Susana raccolse le bucce dei chicchi e le getto’ alle galline affamate. Scolo’ i chicchi e li macino’ in un macinino a manovella di quelli che usava mia nonna fino a formare una pasta con cui fece un bel disco di circa 10 centimetri di diametro, alto circa 5 centimetri di un colore grigio chiaro. Mise sul fuoco una piastra di latta e ci mise sopra l’arepa. In qualche minuto si era formata una crosta fina e croccante e l’arepa era pronta. Pagammo Susana e tornammo al nostro rancho. L’arepa era ottima. Un sapore sconosciuto, il cibo dei Maya degli Atzechi e dei Taraumara. Ma come facessero i Maya a sapere della calce e della cenere rimane un mistero.

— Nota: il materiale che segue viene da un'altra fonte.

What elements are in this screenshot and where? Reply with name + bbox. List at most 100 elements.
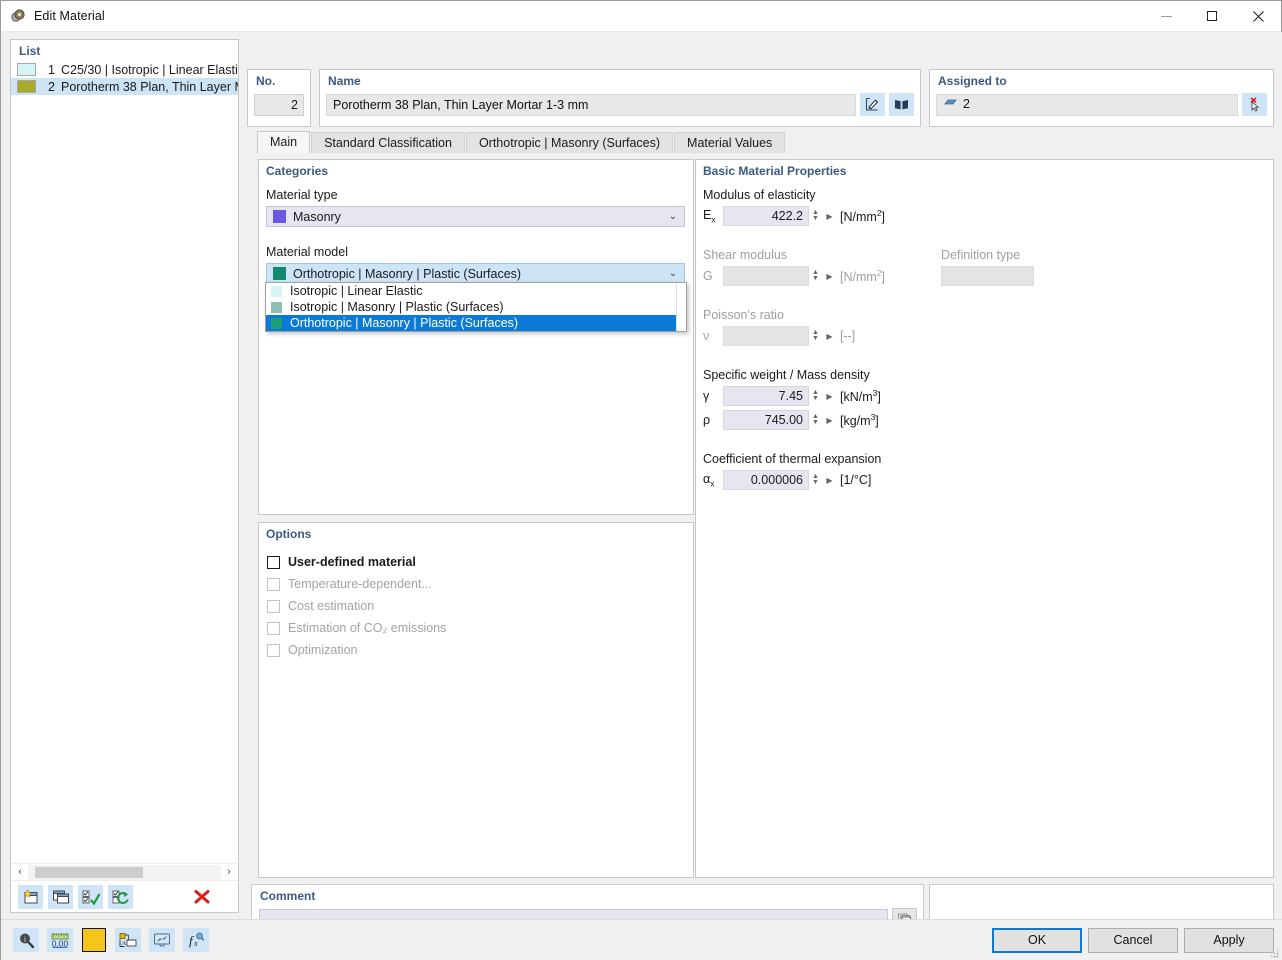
gamma-unit: [kN/m3] <box>840 387 881 405</box>
categories-panel: Categories Material type Masonry ⌄ Mater… <box>258 159 694 515</box>
rho-stepper[interactable]: ▲ ▼ <box>809 413 822 426</box>
list-item-no: 1 <box>48 62 55 77</box>
thermal-expansion-input[interactable]: 0.000006 <box>723 470 809 490</box>
checkbox-cost-estimation: Cost estimation <box>259 595 693 617</box>
name-legend: Name <box>328 74 361 88</box>
material-model-value: Orthotropic | Masonry | Plastic (Surface… <box>293 266 522 281</box>
categories-legend: Categories <box>266 164 329 178</box>
deselect-cursor-icon[interactable] <box>1242 93 1267 116</box>
scroll-left-icon[interactable]: ‹ <box>12 866 28 878</box>
rho-dropdown-arrow[interactable]: ▶ <box>822 416 837 425</box>
graphic-settings-button[interactable]: A <box>115 928 141 952</box>
close-icon[interactable] <box>1235 1 1281 32</box>
option-label: Orthotropic | Masonry | Plastic (Surface… <box>290 316 519 330</box>
gamma-dropdown-arrow[interactable]: ▶ <box>822 392 837 401</box>
checkbox-label: User-defined material <box>288 555 416 569</box>
checkbox-label: Estimation of CO₂ emissions <box>288 621 447 635</box>
copy-material-button[interactable] <box>48 884 73 909</box>
window-title: Edit Material <box>34 9 105 23</box>
shear-modulus-label: Shear modulus <box>703 248 788 262</box>
checkbox-user-defined-material[interactable]: User-defined material <box>259 551 693 573</box>
checkbox-box[interactable] <box>267 555 280 569</box>
checkbox-label: Optimization <box>288 643 358 657</box>
exchange-button[interactable] <box>108 884 133 909</box>
checkbox-box <box>267 577 280 591</box>
tab-standard-classification[interactable]: Standard Classification <box>311 132 465 153</box>
number-panel: No. 2 <box>247 69 311 127</box>
apply-button[interactable]: Apply <box>1184 927 1274 953</box>
minimize-icon[interactable] <box>1143 1 1189 32</box>
modulus-row: Ex 422.2 ▲ ▼ ▶ [N/mm2] <box>696 206 1273 226</box>
scroll-right-icon[interactable]: › <box>221 866 237 878</box>
poissons-ratio-row: ν ▲ ▼ ▶ [--] <box>696 326 1273 346</box>
shear-dropdown-arrow: ▶ <box>826 271 833 281</box>
poissons-ratio-input <box>723 326 809 346</box>
material-list[interactable]: 1 C25/30 | Isotropic | Linear Elastic 2 … <box>11 61 238 95</box>
properties-legend: Basic Material Properties <box>703 164 847 178</box>
name-input[interactable]: Porotherm 38 Plan, Thin Layer Mortar 1-3… <box>326 93 856 116</box>
poisson-stepper: ▲ ▼ <box>812 329 819 342</box>
edit-pencil-icon[interactable] <box>860 93 885 116</box>
modulus-dropdown-arrow[interactable]: ▶ <box>822 212 837 221</box>
alpha-stepper[interactable]: ▲ ▼ <box>809 473 822 486</box>
rho-unit: [kg/m3] <box>840 411 879 429</box>
dropdown-scrollbar[interactable] <box>676 283 686 331</box>
poissons-ratio-label: Poisson's ratio <box>703 308 784 322</box>
assigned-to-panel: Assigned to 2 <box>929 69 1274 127</box>
svg-text:A: A <box>122 940 127 947</box>
cancel-button[interactable]: Cancel <box>1088 927 1178 953</box>
dropdown-option[interactable]: Isotropic | Linear Elastic <box>266 283 676 299</box>
list-item-label: C25/30 | Isotropic | Linear Elastic <box>61 62 238 77</box>
material-type-value: Masonry <box>293 209 341 224</box>
checkbox-box <box>267 621 280 635</box>
gamma-stepper[interactable]: ▲ ▼ <box>809 389 822 402</box>
definition-type-label: Definition type <box>941 248 1021 262</box>
dropdown-option-selected[interactable]: Orthotropic | Masonry | Plastic (Surface… <box>266 315 676 331</box>
resize-grip[interactable] <box>1269 947 1279 958</box>
chevron-down-icon[interactable]: ⌄ <box>662 211 684 222</box>
new-material-button[interactable] <box>18 884 43 909</box>
number-value[interactable]: 2 <box>254 94 304 116</box>
info-magnifier-button[interactable]: i <box>13 928 39 952</box>
color-swatch-button[interactable] <box>81 928 107 952</box>
material-type-combo[interactable]: Masonry ⌄ <box>266 206 685 227</box>
chevron-down-icon[interactable]: ⌄ <box>662 268 684 279</box>
modulus-stepper[interactable]: ▲ ▼ <box>809 209 822 222</box>
window-controls <box>1143 1 1281 32</box>
list-item[interactable]: 2 Porotherm 38 Plan, Thin Layer Mortar <box>11 78 238 95</box>
ok-button[interactable]: OK <box>992 927 1082 953</box>
definition-type-row <box>936 266 1136 286</box>
material-type-label: Material type <box>266 188 338 202</box>
dropdown-option[interactable]: Isotropic | Masonry | Plastic (Surfaces) <box>266 299 676 315</box>
material-model-label: Material model <box>266 245 348 259</box>
tab-material-values[interactable]: Material Values <box>674 132 786 153</box>
function-button[interactable]: f x <box>183 928 209 952</box>
material-model-combo[interactable]: Orthotropic | Masonry | Plastic (Surface… <box>266 263 685 284</box>
poisson-symbol: ν <box>703 329 710 343</box>
delete-material-button[interactable] <box>189 885 214 909</box>
scroll-track[interactable] <box>28 864 221 880</box>
display-properties-button[interactable] <box>149 928 175 952</box>
number-legend: No. <box>256 74 276 88</box>
option-color-swatch <box>271 285 282 297</box>
assigned-to-input[interactable]: 2 <box>936 93 1238 116</box>
maximize-icon[interactable] <box>1189 1 1235 32</box>
material-model-dropdown[interactable]: Isotropic | Linear Elastic Isotropic | M… <box>265 282 687 332</box>
list-toolbar <box>11 880 238 912</box>
modulus-input[interactable]: 422.2 <box>723 206 809 226</box>
list-item[interactable]: 1 C25/30 | Isotropic | Linear Elastic <box>11 61 238 78</box>
tab-main[interactable]: Main <box>257 131 311 153</box>
modulus-of-elasticity-label: Modulus of elasticity <box>703 188 816 202</box>
book-library-icon[interactable] <box>889 93 914 116</box>
svg-text:i: i <box>24 935 26 943</box>
option-color-swatch <box>271 301 282 313</box>
checkbox-label: Cost estimation <box>288 599 375 613</box>
tab-orthotropic-masonry-surfaces[interactable]: Orthotropic | Masonry (Surfaces) <box>465 132 674 153</box>
specific-weight-input[interactable]: 7.45 <box>723 386 809 406</box>
mass-density-input[interactable]: 745.00 <box>723 410 809 430</box>
shear-stepper: ▲ ▼ <box>812 269 819 282</box>
units-decimals-button[interactable]: 0,00 <box>47 928 73 952</box>
alpha-dropdown-arrow[interactable]: ▶ <box>822 476 837 485</box>
list-horizontal-scrollbar[interactable]: ‹ › <box>12 863 237 880</box>
select-all-button[interactable] <box>78 884 103 909</box>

   Per arrivare alla spiaggia bisognava attraversare  una selva intricata fatta di cespugli di tutte le dimensioni, alberi che seppur giovani erano gia’ di una altezza considerevole dai cui rami pendevano liane e piante parassite dai fiori coloratissimi. Una festa per gli occhi di un europeo ma una inutile scomodita’ agli occhi di Osiel che non vedeva l’ora di abbattere il tutto e ripulire la terra. Oltre tutto quell’apparente paradiso terrestre era il covo di animali al diverso grado di pericolosita’ a cominciare dai serpenti velenosi di cui Venezuela era uno dei paesi con il maggior numero e diversita’. Ma anche insetti velenosi di varia grandezza e aggressivita’. Per non parlare della possibilita’ di trovarsi di fronte ad un gatto selvatico o “tigre” come veniva chiamata da quelle parti quella specie di puma color caffellatte . Fortunatamente c’era gia’ un sentiero tracciato che seguimmo per una mezz’ora fino ad uscire su una radura dalla quale si intravedeva il mare. Da li’ la via era abbastanza facile. Si attraversava una specie di pineta fino arrivare sulla spiaggia esattamente nel punto dove il fiume sboccava al mare. La spiaggia era lunghissima, chissà una decina di chilometri. Dalla bocca del fiume dove ci trovavamo. Verso sinistra era piena di filari di palme, migliaia di palme di tutte le dimensioni. A destra c’era un laghetto formato dall’acqua del fiume bloccata dalle dune oltre il quale c’erano altri chilometri di spiaggia fino ad un promontorio di rocce rosse. Aprimmo un varco fra le dune e il laghetto spari’ in poco tempo, per ricominciare a formarsi durante la notte. Era il mio primo contatto con una spiaggia tropicale, piena di palme, mare , sole, e completa, assoluta solitudine. In tutti quei chilometri di spiaggia non c’era presenza umana. La solitudine rende liberi e quella spiaggia era l’ultima spiaggia.

Quella notte appendemmo le amache ai pali del soffitto del rancho e dormimmo li’.